In general, elementary geometric operations such as affine transformations, rotations, scaling, and so on can be expressed as tensor operations.
A geometric interpretation of deep learning
Neural networks consist entirely of chains of tensor operations and that all of these tensor operations are just geometric transformations of the input data. It follows that you can interpret a neural network as a very complex geometric transformation in a high-dimensional space, implemented via a long series of simple steps.
The following mental image may prove useful: imagine two sheets of coloured paper, one red and one blue that are on top of each other. We then crumple them together into a small ball and this crumpled paper ball can represent our input data and each sheet of paper is a class of data in a classification problem. What a neural network (or any other machine-learning model) is meant to do, is to figure out a transformation of the paper ball that would uncrumple it, so that we can separate the two classes. The series of simple transformations is what deep learning is performing.
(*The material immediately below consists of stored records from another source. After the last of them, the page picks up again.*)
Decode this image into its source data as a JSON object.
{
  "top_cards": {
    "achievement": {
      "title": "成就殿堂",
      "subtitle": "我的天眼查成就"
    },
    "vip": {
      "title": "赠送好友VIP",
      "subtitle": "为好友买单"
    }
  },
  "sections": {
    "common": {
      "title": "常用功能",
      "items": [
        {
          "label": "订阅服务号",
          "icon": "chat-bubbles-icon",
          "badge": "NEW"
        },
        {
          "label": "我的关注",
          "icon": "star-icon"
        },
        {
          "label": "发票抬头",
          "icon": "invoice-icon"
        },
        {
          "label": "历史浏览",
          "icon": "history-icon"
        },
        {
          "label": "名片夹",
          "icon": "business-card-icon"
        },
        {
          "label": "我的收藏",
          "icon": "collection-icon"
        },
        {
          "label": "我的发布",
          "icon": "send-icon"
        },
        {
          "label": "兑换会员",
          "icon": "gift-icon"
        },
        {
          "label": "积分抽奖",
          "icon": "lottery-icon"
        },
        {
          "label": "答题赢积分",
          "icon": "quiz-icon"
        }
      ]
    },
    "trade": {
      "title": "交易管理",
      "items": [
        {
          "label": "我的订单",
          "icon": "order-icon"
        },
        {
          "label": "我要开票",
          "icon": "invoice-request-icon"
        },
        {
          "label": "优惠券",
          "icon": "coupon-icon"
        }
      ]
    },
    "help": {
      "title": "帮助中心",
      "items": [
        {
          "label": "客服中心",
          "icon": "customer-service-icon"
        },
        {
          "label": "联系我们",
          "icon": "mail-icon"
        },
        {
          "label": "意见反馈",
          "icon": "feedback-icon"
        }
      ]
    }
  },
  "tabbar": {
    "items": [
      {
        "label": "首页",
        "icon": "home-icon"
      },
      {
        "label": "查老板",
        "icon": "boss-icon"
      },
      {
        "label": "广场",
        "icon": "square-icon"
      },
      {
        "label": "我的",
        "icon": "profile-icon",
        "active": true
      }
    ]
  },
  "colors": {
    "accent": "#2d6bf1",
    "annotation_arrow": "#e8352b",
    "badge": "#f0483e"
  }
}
Uncrumpling paper balls is what machine learning is about: finding neat representations for complex, highly folded data manifolds. Deep learning excels at this because it takes the approach of incrementally decomposing a complicated geometric transformation into a long chain of elementary ones, which is akin to the strategy a human would follow to uncrumple a paper ball. Each layer in a deep network applies a transformation that disentangles the data a little and a deep stack of layers makes tractable an extremely complicated disentanglement process.